The result is a much lower noise floor; 2 % real wins re-emerge as detectable signal above the residual variance.

Critical caveat: within-sandbox A/B only

Ephemeral sandboxes typically don't guarantee dedicated hardware — they share physical hosts with other tenants. Canonical verbatim caveat from the post:

"Vercel Sandboxes don't guarantee dedicated hardware today. Comparing reports from different Sandbox instances might not be useful. All comparisons should come from a single instance where both binaries run under identical conditions."

So the isolation guarantee is within a sandbox instance: both binaries run on the same physical host at the same time, eliminating cross-host-variance, cross-region-variance, and noisy-neighbour-variance as confounds for that specific A/B comparison. Cross- sandbox comparisons re-introduce noisy-neighbour confounds.

Canonical workflow (hyperfine + sandbox pair)

The post's full gist:

  1. Cross-compile both main and branch binaries locally (e.g. zig cc -target x86_64-linux-gnu + cargo build --release).
  2. Create a snapshot sandbox from a prebuilt image.
  3. Copy both binaries into the sandbox.
  4. Run hyperfine inside the sandbox: hyperfine --warmup 2 --runs 15 'turbo-main run build --dry' 'turbo-branch run build --dry'.
  5. Optionally also run turbo-main --profile and turbo-branch --profile to collect profiles.
  6. Copy reports + profiles back to laptop for the agent / human to analyse.

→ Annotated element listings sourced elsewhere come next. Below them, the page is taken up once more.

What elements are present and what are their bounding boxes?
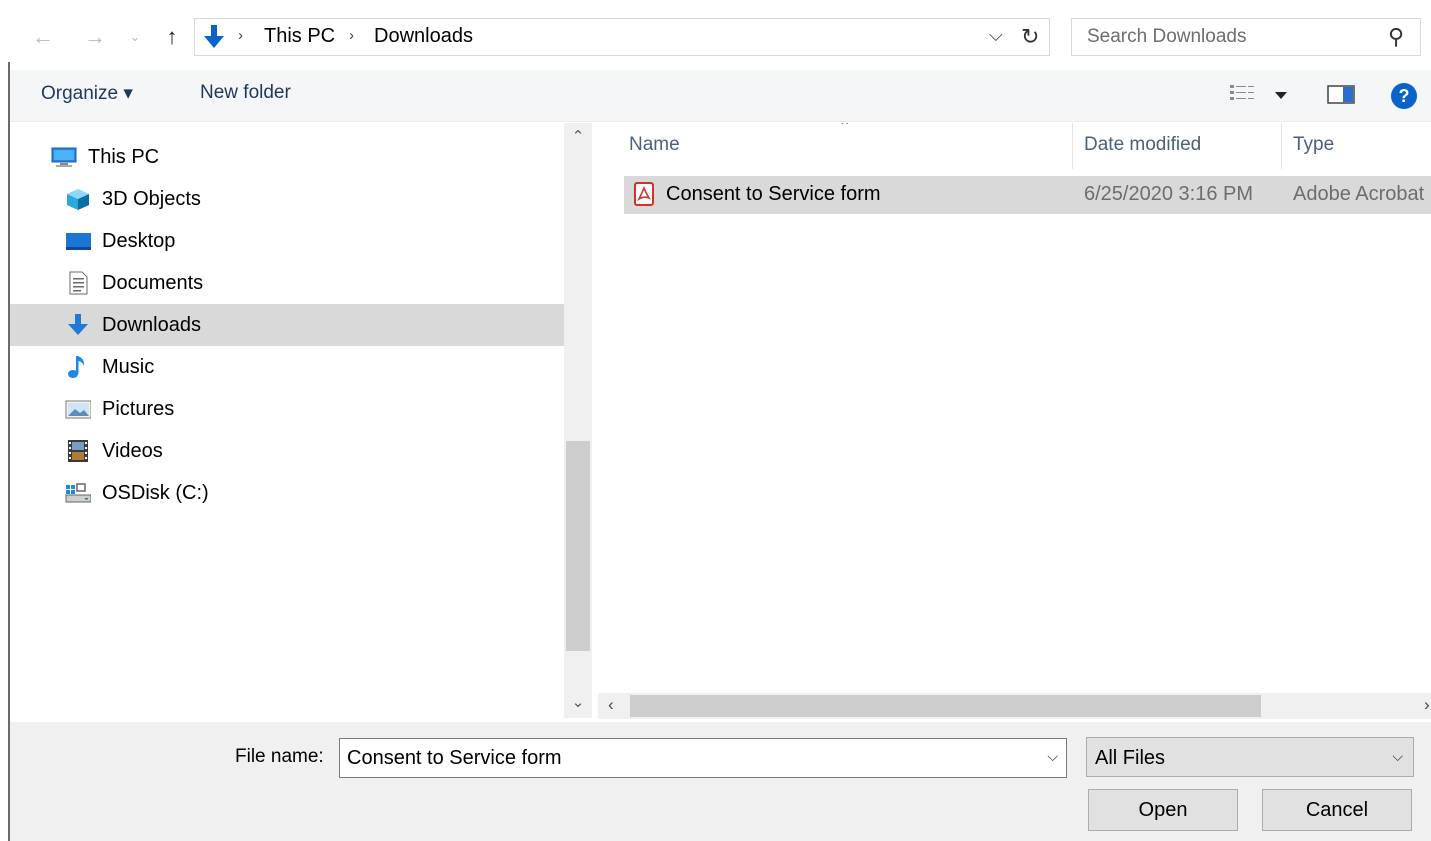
column-header-label: Type [1293,134,1335,155]
arrow-left-icon: ← [32,24,54,49]
nav-item-label: This PC [88,146,160,168]
nav-item-label: Documents [102,272,204,294]
nav-item-this-pc[interactable]: This PC [10,136,564,178]
nav-item-3d-objects[interactable]: 3D Objects [10,178,564,220]
nav-item-label: Music [102,356,155,378]
organize-menu-button[interactable]: Organize ▾ [41,82,133,105]
nav-item-videos[interactable]: Videos [10,430,564,472]
file-name-input[interactable] [340,739,1030,777]
nav-item-label: Pictures [102,398,175,420]
preview-pane-icon [1327,85,1355,104]
download-arrow-icon [68,314,88,335]
column-header-type[interactable]: Type [1282,123,1431,169]
nav-item-label: 3D Objects [102,188,201,210]
file-row[interactable]: Consent to Service form 6/25/2020 3:16 P… [624,176,1431,214]
navigation-scroll-thumb[interactable] [566,441,590,651]
navigation-pane: This PC 3D Objects Desktop Documents Dow… [10,123,564,718]
chevron-down-icon: ⌄ [129,29,141,44]
nav-item-desktop[interactable]: Desktop [10,220,564,262]
column-header-name[interactable]: Name ⌃ [598,123,1072,169]
nav-item-label: Downloads [102,314,201,336]
file-type-value: All Files [1095,747,1166,769]
desktop-icon [66,233,91,250]
chevron-down-icon[interactable]: ⌵ [1047,748,1058,765]
film-icon [68,440,88,462]
search-input[interactable] [1072,19,1372,55]
up-button[interactable]: ↑ [158,20,186,54]
breadcrumb-separator: › [238,27,243,44]
scroll-up-button[interactable]: ⌃ [564,127,592,151]
picture-icon [65,400,91,419]
file-name-combobox[interactable]: ⌵ [339,738,1067,778]
navigation-scrollbar[interactable]: ⌃ ⌄ [564,123,592,718]
computer-icon [51,147,77,167]
nav-item-music[interactable]: Music [10,346,564,388]
document-icon [69,271,88,295]
downloads-icon [204,25,224,48]
cancel-button[interactable]: Cancel [1262,789,1412,831]
forward-button[interactable]: → [78,20,112,54]
file-type-cell: Adobe Acrobat [1293,183,1425,205]
arrow-right-icon: → [84,24,106,49]
help-icon: ? [1398,86,1410,106]
recent-locations-button[interactable]: ⌄ [124,20,146,54]
caret-down-icon [1275,92,1287,99]
scroll-left-button[interactable]: ‹ [608,695,614,715]
nav-item-label: OSDisk (C:) [102,482,209,504]
nav-item-documents[interactable]: Documents [10,262,564,304]
preview-pane-button[interactable] [1326,82,1356,108]
search-icon[interactable]: ⚲ [1388,24,1404,50]
drive-icon [65,483,91,503]
scroll-right-button[interactable]: › [1424,695,1430,715]
view-options-icon [1230,85,1254,100]
nav-item-downloads[interactable]: Downloads [10,304,564,346]
breadcrumb-downloads[interactable]: Downloads [374,25,473,48]
change-view-button[interactable] [1228,82,1292,108]
chevron-down-icon: ⌵ [1392,748,1403,764]
file-type-select[interactable]: All Files ⌵ [1086,737,1414,777]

See patterns/ephemeral-sandbox-benchmark-pair for the canonical pattern.

When it matters

  • Code has been optimised to the point where laptop noise is larger than real wins (the inflection point Shew hit).
  • Regression detection — catching 2-3 % regressions in CI requires much tighter signal than feature-development benchmarks.
  • A/B choice between near-equivalent implementations — distinguishing "this one is 3 % faster" from "this one was a lucky run" requires reliable measurement.

When it doesn't

  • Large absolute wins (>20 %) on either initial optimisation or algorithmic improvement are detectable even with high noise floors.
  • Single-machine benchmarking for coarse-grained hypothesis testing is fine — engineers don't need sandbox clean-rooms to identify obvious algorithmic wins.
  • Benchmarks that need production-representative workload shape may be more important than pure noise-floor minimisation.